On the Online Self-Editing Course which I'm running jointly with Debi Alper, my tutorial was talking about characterisation, and I said that at the self-editing stage you need to ask yourself whether your characters are too off-the-peg. "Off-the-peg" is a term I owe to Susannah Rickards, originally for the kind of language which does the basic job perfectly well (and its "rightness" can seduce new writers into feeling it's really right) but is never really fresh. It sits somewhere between the fictioneers' "second-hand" and the poets' "received language", as a way of describing something which we've read or encountered many times before, although it hasn't yet degenerated into a confirmed cliché.
Are your bus drivers men, your nurses women, your teenagers sulky, your middle-aged mothers kindly? Do your Frenchwomen dress exquisitely and your Germans have no sense of humour and your elderly men wear cardigans? Of course we all fit some stereotypes of our age, gender, class, nationality and so on, but we all run counter to others. Off-the-peg characters, like off-the-peg language and off-the-peg plots, are the easiest for the reader to take on board, because the meaning is ready-made. The reader's mind slides straight over and moves on, because there's nothing new or different or surprising about the ideas, no individuality about characters who fit all our preconceptions, nothing about the arrangement of words which makes them come alive, no desirable difficulty to mean readers make the story their own. As a writer, it you're going to find all those newnesses/differentnesses you have to learn to stop your own mind slidling briskly over what you see or think: you have to push your observing and your imagining to the limit. And then you have to push your willingness to go beyond the usual ways of writing these things, to the new or different ways: to the limit. Only when things are really new, or familiar things are presented in a new light in new combinations, will we really experience this character (this story, this setting) as an individual: something as unique and potentially surprising as any other human being.
The risk of off-the-pegness is also higher with secondary characters, since you can't spend too much story-space on them. And sure, with really minor characters you don't have to round them out to full main-character complexity and detail. But it's still important to challenge your defaults and stereotypes, characters still need to come alive, and by even more economical means.
Of course your story may be built round the challenges of being someone surprising in a job or a world: P D James even called one of her novels An Unsuitable Job for a Woman, and Elizabeth Jane Howard wrote a whole novel about a straight male hairdresser, and his straightness was part of the story. Even if it's not built like that you won't, in the interests of realism, be able to avoid dealing with it, and you may choose to avoid that by not inverting a stereotype. But with minor characters, why not? Well, if the novel makes a great song-and-dance of it - characters noticing and commenting on the female priest, the male nanny, or whatever - then there is a risk that some readers feel it's mere PCness or bolted-on for a cheap sensation, as it were. Others will positively enjoy how the story doesn't play to stereotypes. But if the story doesn't make a song and dance of it then many readers won't feel PC-bashed in the least; it will just add individuality and therefore vividness to the story. After all, a less off-the-peg phrase for a sunset, for example, won't get the vast majority of readers thinking like a bad Ealing Studios Cockney, "Ooooh, 'ark at 'er, avoiding clichés!": it's only over-aware readers like us who'll do that. Most readers will just see and and believe in the bus journey or the sunset more, and more vividly. Similarly with minor characters.

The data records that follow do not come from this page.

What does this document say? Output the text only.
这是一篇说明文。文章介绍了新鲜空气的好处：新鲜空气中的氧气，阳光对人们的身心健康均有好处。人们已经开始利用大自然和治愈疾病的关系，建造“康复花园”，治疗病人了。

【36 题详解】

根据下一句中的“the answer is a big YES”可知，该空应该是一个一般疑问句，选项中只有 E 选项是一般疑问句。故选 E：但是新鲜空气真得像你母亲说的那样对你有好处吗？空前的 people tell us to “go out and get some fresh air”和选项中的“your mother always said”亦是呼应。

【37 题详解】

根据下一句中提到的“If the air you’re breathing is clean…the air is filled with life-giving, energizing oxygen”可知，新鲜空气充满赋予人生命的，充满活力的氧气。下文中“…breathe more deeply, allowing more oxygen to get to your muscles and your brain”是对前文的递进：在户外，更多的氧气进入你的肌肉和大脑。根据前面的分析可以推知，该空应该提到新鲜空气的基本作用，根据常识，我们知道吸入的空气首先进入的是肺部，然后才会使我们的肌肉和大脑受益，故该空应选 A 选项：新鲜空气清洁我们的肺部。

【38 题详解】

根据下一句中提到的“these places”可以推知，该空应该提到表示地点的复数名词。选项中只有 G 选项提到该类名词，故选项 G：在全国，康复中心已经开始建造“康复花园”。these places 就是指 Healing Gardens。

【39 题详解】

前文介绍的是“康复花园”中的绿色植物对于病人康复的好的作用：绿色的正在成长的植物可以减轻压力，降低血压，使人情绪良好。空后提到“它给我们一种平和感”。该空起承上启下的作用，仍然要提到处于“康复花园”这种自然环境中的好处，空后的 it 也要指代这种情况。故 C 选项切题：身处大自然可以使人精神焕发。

So I'd suggest developing a reflex of challenging your stereotypes; it's good for your writing in general to get into the habit of reversing your defaults, and checking if things wouldn't be better and more interesting that way round. You may well to decide to go with the more traditional male priests, black DJs or whatever, and that's okay. There are plenty of both, after all. But in the end, what readers are looking for in a novel is something which - using language, ideas, characters, situations - finds a newness in the ordinary world, a world new to them, in a way which makes them believe in it. And to do that you do have to keep checking how your writing uses or refuses to use the defaults of your world-view - you have to keep your off-the-peg alert turned up high - because the more ordinary your stuff is, the less readers will actually read it.